The Negro American Association was the name of two different minor league Negro baseball leagues.

== Negro American Association (1939) ==
The first Negro American Association was organized in 1939, lasting one season. This league was to be a farm system for major league-caliber Negro league teams during the years of segregated baseball, but was not profitable.

=== Teams (1939) ===

- Camden Giants
- Richmond Hilldales
- Baltimore Black Sox
- Philadelphia Meteors
- Greensboro Redwings
- Winston-Salem Giants
- High Point (NC) Red Sox

== Negro American Association (1948–1949) ==
Another Negro American Association was organized in 1948, lasting two seasons. This league was formed after the integration of Major League Baseball and was meant to rival the existing Negro American League.

Included in the founding 12 teams were four established teams from the Negro Southern League (NSL), including the league's defending champion Asheville Blues, steadfast Atlanta Black Crackers, and another five teams from a new league, the Negro Carolina League (NCL).

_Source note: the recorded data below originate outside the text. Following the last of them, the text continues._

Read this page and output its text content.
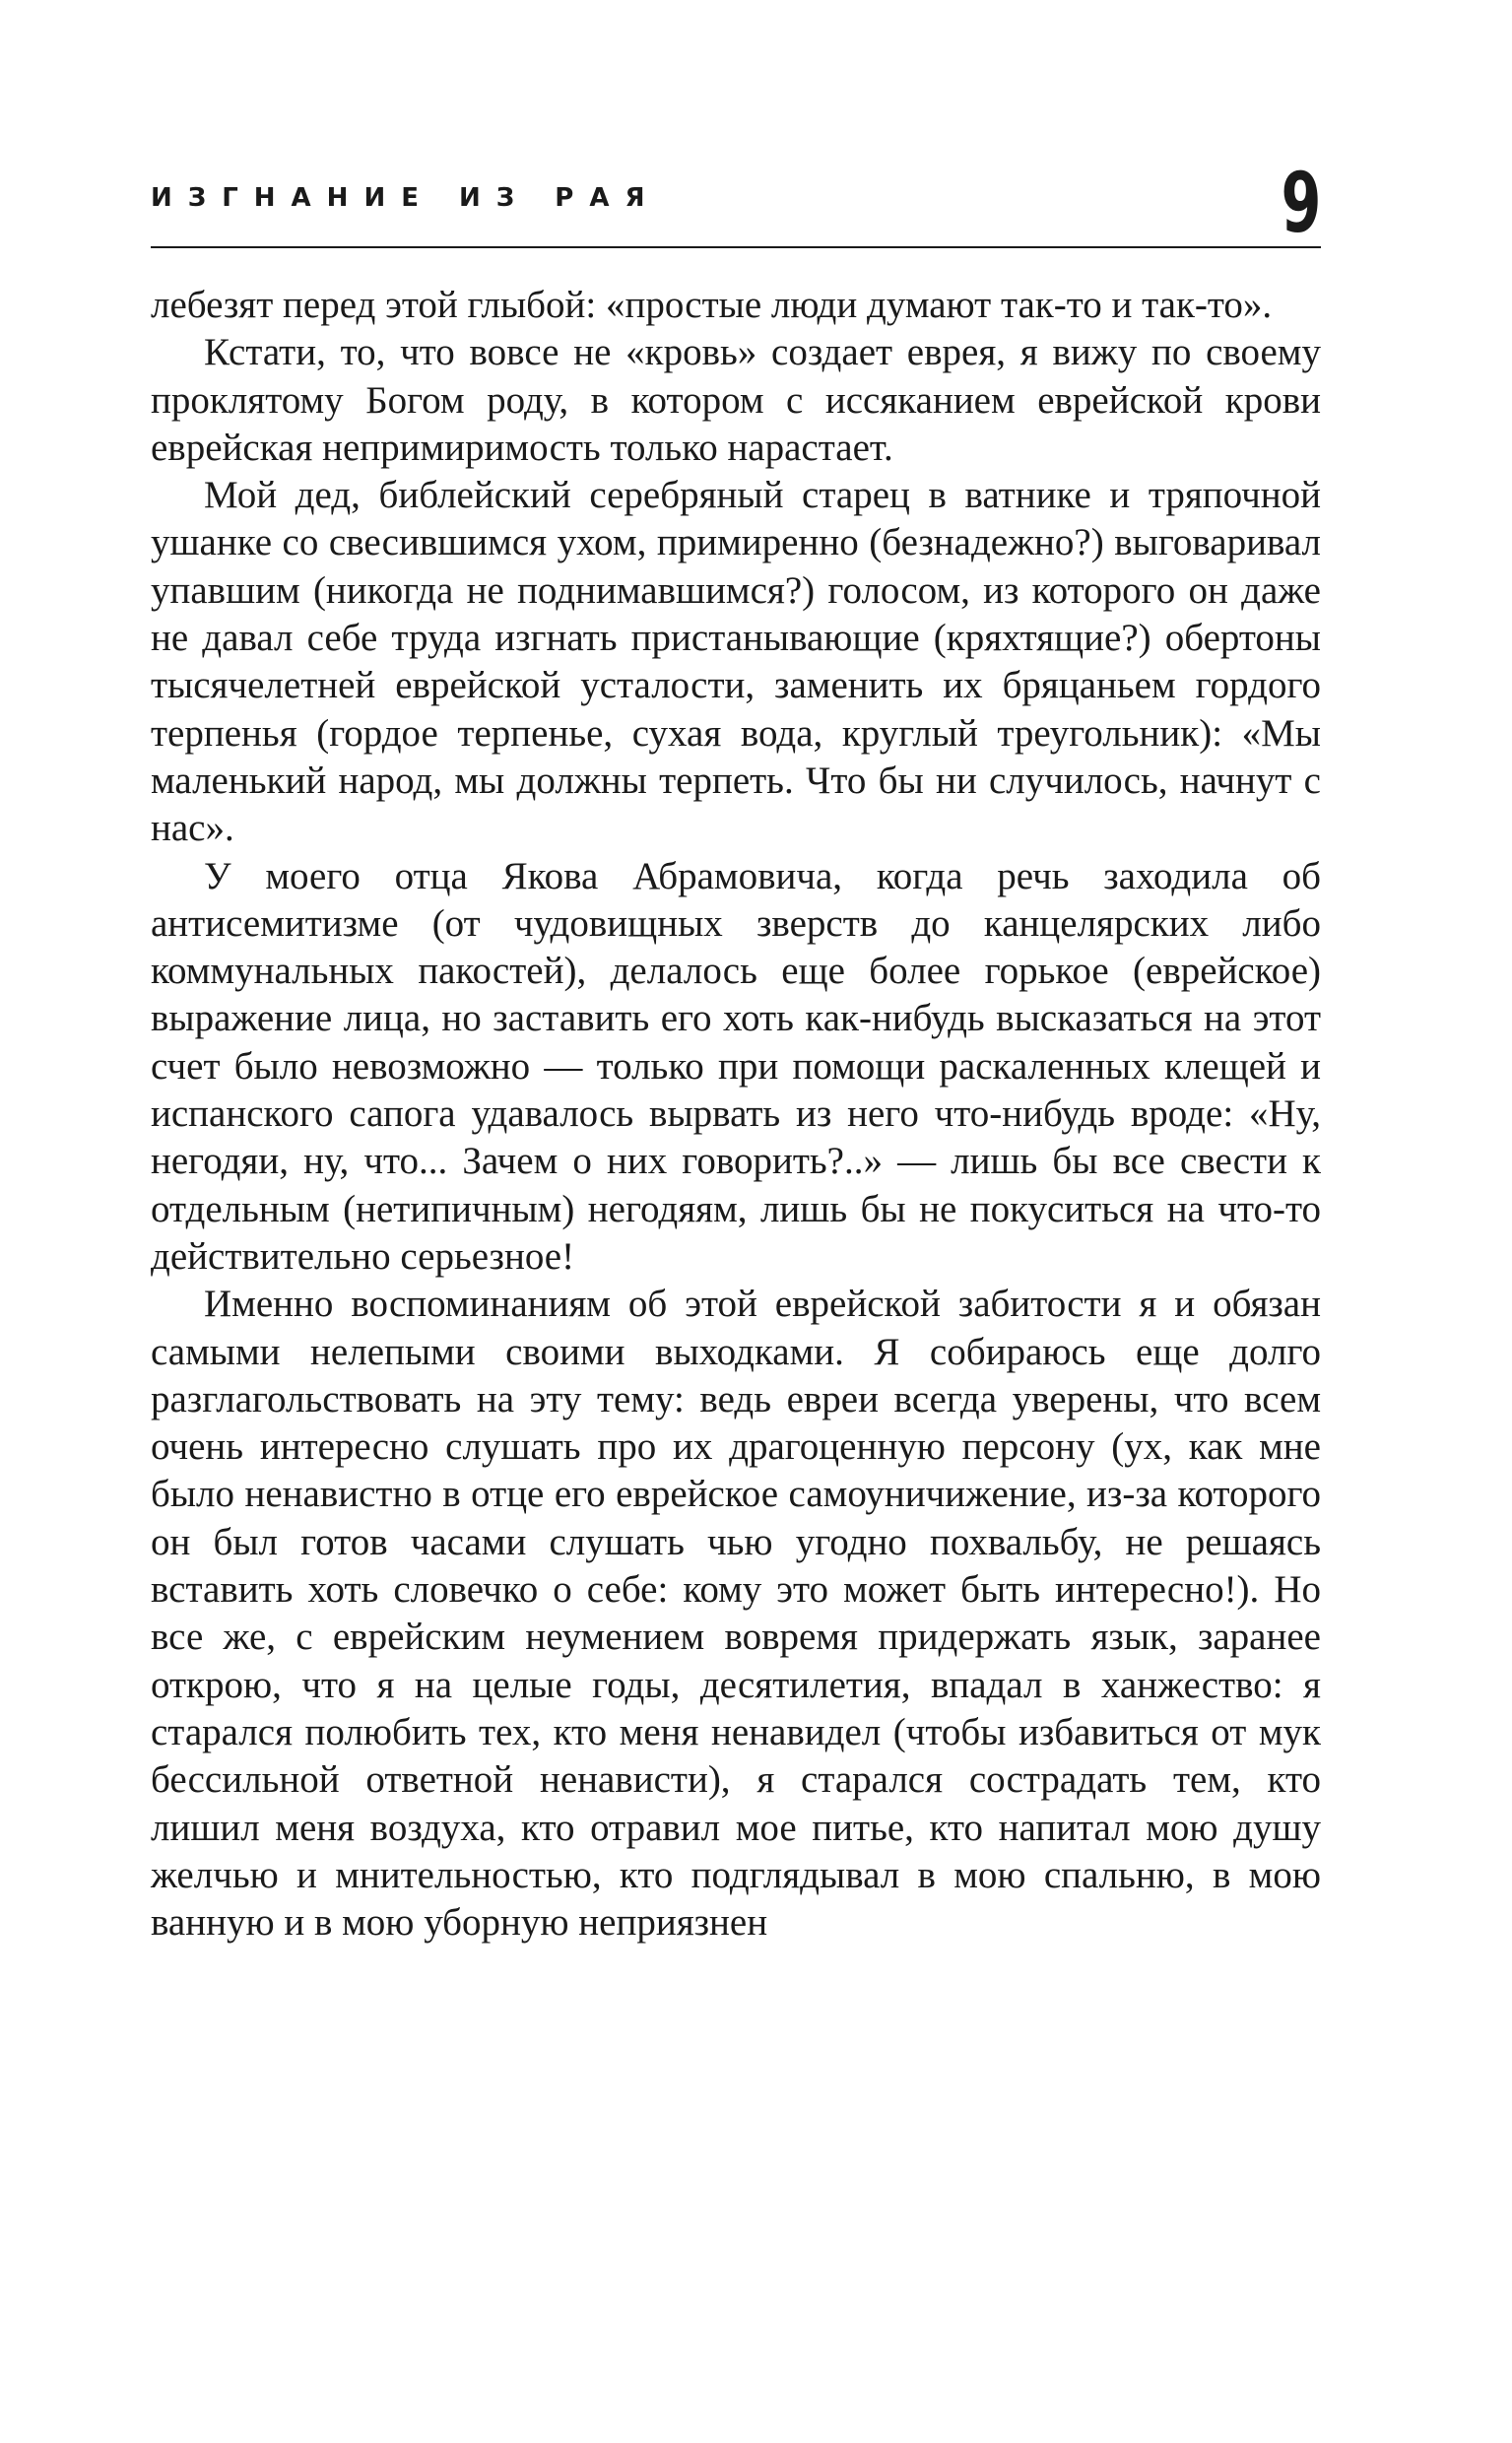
ИЗГНАНИЕ ИЗ РАЯ	9

лебезят перед этой глыбой: «простые люди думают так-то и так-то».

Кстати, то, что вовсе не «кровь» создает еврея, я вижу по своему проклятому Богом роду, в котором с иссяканием еврейской крови еврейская непримиримость только нарастает.

Мой дед, библейский серебряный старец в ватнике и тряпочной ушанке со свесившимся ухом, примиренно (безнадежно?) выговаривал упавшим (никогда не поднимавшимся?) голосом, из которого он даже не давал себе труда изгнать пристанывающие (кряхтящие?) обертоны тысячелетней еврейской усталости, заменить их бряцаньем гордого терпенья (гордое терпенье, сухая вода, круглый треугольник): «Мы маленький народ, мы должны терпеть. Что бы ни случилось, начнут с нас».

У моего отца Якова Абрамовича, когда речь заходила об антисемитизме (от чудовищных зверств до канцелярских либо коммунальных пакостей), делалось еще более горькое (еврейское) выражение лица, но заставить его хоть как-нибудь высказаться на этот счет было невозможно — только при помощи раскаленных клещей и испанского сапога удавалось вырвать из него что-нибудь вроде: «Ну, негодяи, ну, что... Зачем о них говорить?..» — лишь бы все свести к отдельным (нетипичным) негодяям, лишь бы не покуситься на что-то действительно серьезное!

Именно воспоминаниям об этой еврейской забитости я и обязан самыми нелепыми своими выходками. Я собираюсь еще долго разглагольствовать на эту тему: ведь евреи всегда уверены, что всем очень интересно слушать про их драгоценную персону (ух, как мне было ненавистно в отце его еврейское самоуничижение, из-за которого он был готов часами слушать чью угодно похвальбу, не решаясь вставить хоть словечко о себе: кому это может быть интересно!). Но все же, с еврейским неумением вовремя придержать язык, заранее открою, что я на целые годы, десятилетия, впадал в ханжество: я старался полюбить тех, кто меня ненавидел (чтобы избавиться от мук бессильной ответной ненависти), я старался сострадать тем, кто лишил меня воздуха, кто отравил мое питье, кто напитал мою душу желчью и мнительностью, кто подглядывал в мою спальню, в мою ванную и в мою уборную неприязнен
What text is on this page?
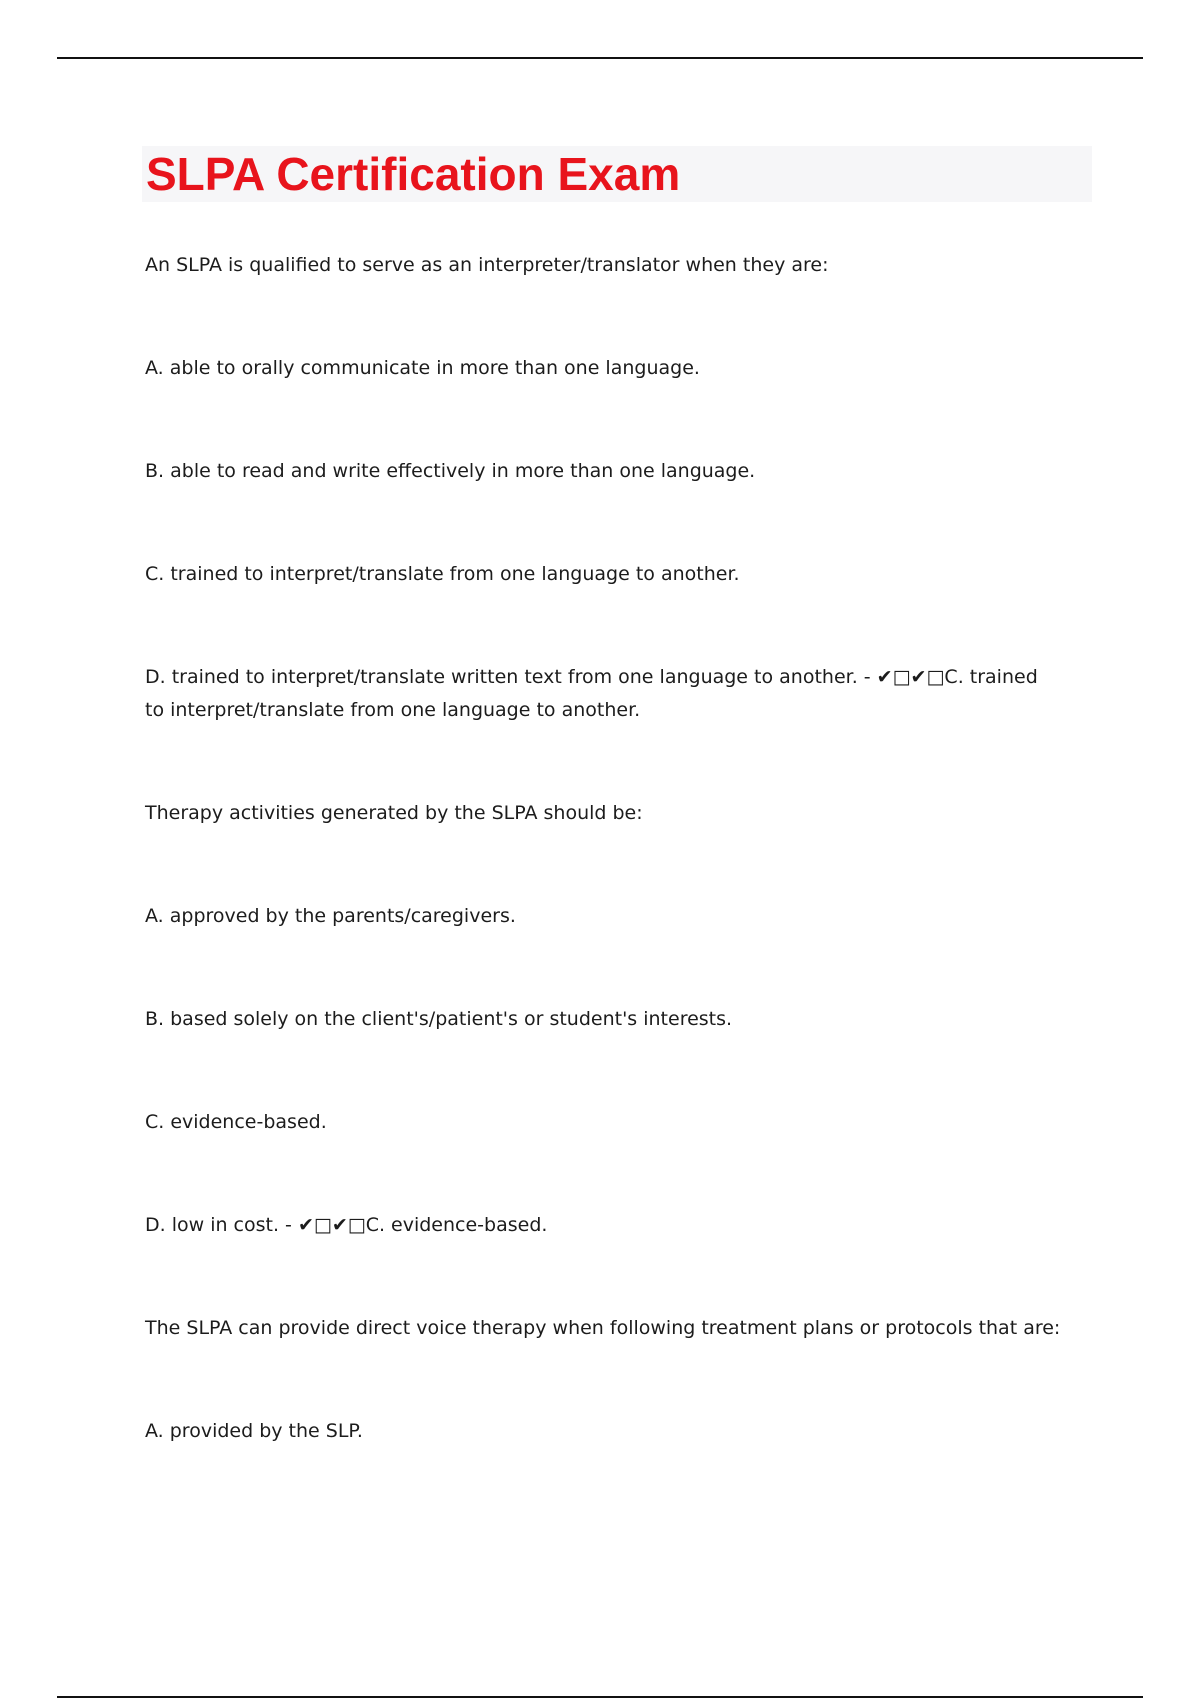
SLPA Certification Exam

An SLPA is qualified to serve as an interpreter/translator when they are:

A. able to orally communicate in more than one language.

B. able to read and write effectively in more than one language.

C. trained to interpret/translate from one language to another.

D. trained to interpret/translate written text from one language to another. - ✔□✔□C. trained to interpret/translate from one language to another.

Therapy activities generated by the SLPA should be:

A. approved by the parents/caregivers.

B. based solely on the client's/patient's or student's interests.

C. evidence-based.

D. low in cost. - ✔□✔□C. evidence-based.

The SLPA can provide direct voice therapy when following treatment plans or protocols that are:

A. provided by the SLP.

After the collapse of the Negro National League (NNL) in 1948, the three-time Negro World Series champion Homestead Grays joined the league and crushed the competition. The league folded after the 1949 season.

=== Teams (1948–1949) ===

- Atlanta Black Crackers (1948) — from NSL
- Greensboro Goshen Red Wings (1948–1949) — from NCL
- Raleigh Tigers (1948–1949) — from NSL
- Richmond Giants (1948–1949) — from NCL
- Winston-Salem Pond Giants (1948–1949) — from NCL
- Asheville / Charlotte Blues (1948-1949) — from NSL
- Durham Eagles (1948-1949) — from NCL
- Jacksonville Eagles (1948) — from NSL (possible associate member in 1949)
- Norfolk-Newport News (1948-1949)
- Orangeburg, SC (1948)
- Baltimore Panthers (1948) — Dropped out before season end
- Danville All Stars (1948) — from NCL; Dropped out before season end
- Homestead Grays (1949) — from NNL

=== League champions ===

- 1948 Raleigh defeated Asheville 4g-2g
- 1949 Homestead overpowered the rest of the league in the 1st half, no 2nd half reported. Homestead defeated the Richmond Giants 4 games to 1 in a playoff series.